Formerly Samuel Gompers Industrial H.S. for Boys

 

Wales Avenue and East 145th Street

 

Walter C. Martin

1933


In place of the steps and porticoed doorway we would expect at the front of a 1930's high school,  we’re met at street level with an iron gate and truck-wide driveway. It leads through the front wall into a courtyard, not planted but paved. (Originally, large workshops opened onto it.) From either side, twin six-storey towers survey the yard. A tall square brick chimney shamelessly pokes up at the rear. Outside again, a walk around the corners, past block-long brick walls with repeating columns of narrow windows, will confirm the impression: this school is meant to look like a factory. Samuel Gompers HS, purpose-built as an “industrial” public high school, was the first such institution to focus its training on a single industry-the electrical, rather than on multiple trades, preparing students for the integrated labor of mass production.

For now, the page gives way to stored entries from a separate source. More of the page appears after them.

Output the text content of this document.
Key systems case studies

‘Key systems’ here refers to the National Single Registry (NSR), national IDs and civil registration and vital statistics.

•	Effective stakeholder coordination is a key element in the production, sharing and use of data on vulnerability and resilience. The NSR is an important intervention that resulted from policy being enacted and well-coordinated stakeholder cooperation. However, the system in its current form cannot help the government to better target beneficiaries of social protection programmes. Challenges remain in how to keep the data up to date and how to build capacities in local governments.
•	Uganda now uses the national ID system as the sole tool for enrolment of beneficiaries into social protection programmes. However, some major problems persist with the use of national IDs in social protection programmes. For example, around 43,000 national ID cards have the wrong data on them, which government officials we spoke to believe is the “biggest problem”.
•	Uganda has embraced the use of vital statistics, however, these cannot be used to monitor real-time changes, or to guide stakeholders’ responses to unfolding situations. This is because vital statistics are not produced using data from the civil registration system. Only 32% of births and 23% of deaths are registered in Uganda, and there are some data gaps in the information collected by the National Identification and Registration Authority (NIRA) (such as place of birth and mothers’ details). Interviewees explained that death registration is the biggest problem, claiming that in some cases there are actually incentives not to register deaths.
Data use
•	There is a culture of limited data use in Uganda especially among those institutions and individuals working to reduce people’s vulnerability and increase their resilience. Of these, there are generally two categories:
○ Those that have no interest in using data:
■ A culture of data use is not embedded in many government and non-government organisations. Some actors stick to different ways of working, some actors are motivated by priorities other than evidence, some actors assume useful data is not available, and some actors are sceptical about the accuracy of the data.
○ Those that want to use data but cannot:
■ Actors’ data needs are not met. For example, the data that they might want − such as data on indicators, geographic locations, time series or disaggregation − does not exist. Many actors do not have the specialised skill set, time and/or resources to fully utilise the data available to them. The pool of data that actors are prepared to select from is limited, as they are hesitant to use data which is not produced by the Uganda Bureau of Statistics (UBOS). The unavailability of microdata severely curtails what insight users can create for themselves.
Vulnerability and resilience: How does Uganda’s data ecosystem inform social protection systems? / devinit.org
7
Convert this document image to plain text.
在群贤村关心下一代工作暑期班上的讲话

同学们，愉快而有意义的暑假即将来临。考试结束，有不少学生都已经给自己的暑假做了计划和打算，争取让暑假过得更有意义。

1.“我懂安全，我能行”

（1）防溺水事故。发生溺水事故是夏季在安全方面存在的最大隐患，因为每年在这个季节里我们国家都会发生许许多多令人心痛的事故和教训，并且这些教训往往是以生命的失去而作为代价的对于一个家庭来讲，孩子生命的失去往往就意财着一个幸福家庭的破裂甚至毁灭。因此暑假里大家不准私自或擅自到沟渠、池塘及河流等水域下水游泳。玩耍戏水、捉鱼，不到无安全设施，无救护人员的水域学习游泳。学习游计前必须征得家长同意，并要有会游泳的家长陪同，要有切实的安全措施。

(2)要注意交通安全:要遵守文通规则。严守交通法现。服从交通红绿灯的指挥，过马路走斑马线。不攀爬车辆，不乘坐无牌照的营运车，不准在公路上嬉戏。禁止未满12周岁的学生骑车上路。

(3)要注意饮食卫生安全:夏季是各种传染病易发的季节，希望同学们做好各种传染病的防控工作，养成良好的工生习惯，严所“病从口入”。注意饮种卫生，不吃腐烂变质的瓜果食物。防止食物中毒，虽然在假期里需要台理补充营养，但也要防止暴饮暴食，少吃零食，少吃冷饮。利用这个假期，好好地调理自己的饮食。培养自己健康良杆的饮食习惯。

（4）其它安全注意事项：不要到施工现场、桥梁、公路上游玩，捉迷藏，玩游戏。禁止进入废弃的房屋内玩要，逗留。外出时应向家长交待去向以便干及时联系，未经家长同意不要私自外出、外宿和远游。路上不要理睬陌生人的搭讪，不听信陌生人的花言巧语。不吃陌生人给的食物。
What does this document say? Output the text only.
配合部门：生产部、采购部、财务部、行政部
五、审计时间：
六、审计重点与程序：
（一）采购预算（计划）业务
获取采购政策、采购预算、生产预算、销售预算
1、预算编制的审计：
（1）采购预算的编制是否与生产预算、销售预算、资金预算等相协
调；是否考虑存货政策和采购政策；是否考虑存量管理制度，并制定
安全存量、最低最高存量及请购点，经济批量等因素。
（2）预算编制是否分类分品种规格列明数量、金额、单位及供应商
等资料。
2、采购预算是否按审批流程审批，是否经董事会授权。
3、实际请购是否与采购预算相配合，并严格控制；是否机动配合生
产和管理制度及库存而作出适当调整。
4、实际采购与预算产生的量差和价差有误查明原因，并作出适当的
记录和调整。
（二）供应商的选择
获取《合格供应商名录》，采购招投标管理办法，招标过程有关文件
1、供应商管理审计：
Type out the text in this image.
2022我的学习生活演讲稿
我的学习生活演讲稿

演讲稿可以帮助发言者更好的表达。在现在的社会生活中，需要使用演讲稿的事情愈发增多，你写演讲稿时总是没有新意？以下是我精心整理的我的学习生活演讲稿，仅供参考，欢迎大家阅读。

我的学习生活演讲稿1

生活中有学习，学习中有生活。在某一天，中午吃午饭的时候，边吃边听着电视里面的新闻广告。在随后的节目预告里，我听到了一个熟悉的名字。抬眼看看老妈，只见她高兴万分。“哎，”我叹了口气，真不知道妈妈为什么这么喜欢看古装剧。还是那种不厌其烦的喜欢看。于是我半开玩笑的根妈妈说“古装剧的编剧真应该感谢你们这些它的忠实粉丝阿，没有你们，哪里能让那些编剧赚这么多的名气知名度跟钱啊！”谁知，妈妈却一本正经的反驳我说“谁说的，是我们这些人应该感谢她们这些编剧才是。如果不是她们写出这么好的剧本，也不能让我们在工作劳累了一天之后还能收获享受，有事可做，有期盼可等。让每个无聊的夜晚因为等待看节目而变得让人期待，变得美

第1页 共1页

Its building appropriately represents a “general electric” plant.

 

But that’s not the whole story. Presenting the plans for Gompers in 1930, Walter C. Martin touted the school’s “modernistic type of architecture,” the latest advance in his campaign to introduce a new style, “specially adaptable to school buildings.” It’s hard to know exactly what Martin, the Superintendent of School Buildings,  meant by “modernism.”  He seems to have been most interested in practicalities, avoiding “historical” building types and their trimmings, columns or Gothic tracery which restricted efficient window placement. Sometimes this meant opting for the low-relief facades of Art Deco. At Gompers his staff took a much more radical approach, in effect planing away all surface detail, and reducing all shape to an elementary cubic geometry. What remains is a balanced arrangement of blunt, distinct blocks. There are no cornices or moldings or visible roofs: planes of brick terminate in sharp edges, emphasized by smooth limestone quoining. The walls are evenly patterned by vertical columns of windows and spandrels, recessed between flat piers, a grid which not only implies the steel structure beneath, but measures out the perfect proportions of the building’s sections.

 

These economies of form were consistent with contemporary European architecture, which idealized the rationality of engineering and manufacturing. As Gompers was built, American admirers were echoing Le Corbusier’s notorious dictum “a house is a machine for living in” with the proposition that a school “must be to a certain extent, industrial in character as it is a machine for education.” (School Buildings of Today and Tomorrow, 1931). So the factory-like arrangement of the industrial school and the pursuit of “modernism” by its designers are tightly related. 

 

Gompers is not quite as austere as these constraints suggest. In compensation for the absence of raised ornament, it provides an impression of channels, chiseled-out vertical spaces. The pattern is set by the long shallow recesses of the arched window bays, and repeated in the enlarged bay which forms a broad niche down the face of each tower. Within these latter cavities, a compressed, intaglio decoration flourishes. Terracotta panels of bas-relief are inlaid along the edges, illustrating the varieties of industrial work. Limestone sheathing carries emblematic roundels and finely-lettered adages. And at the foot of the niches, just above the entrances to the towers, pairs of sculpted lions’ heads are actually permitted to protrude beyond the wall —a unique exception to the rule, a clever grace note.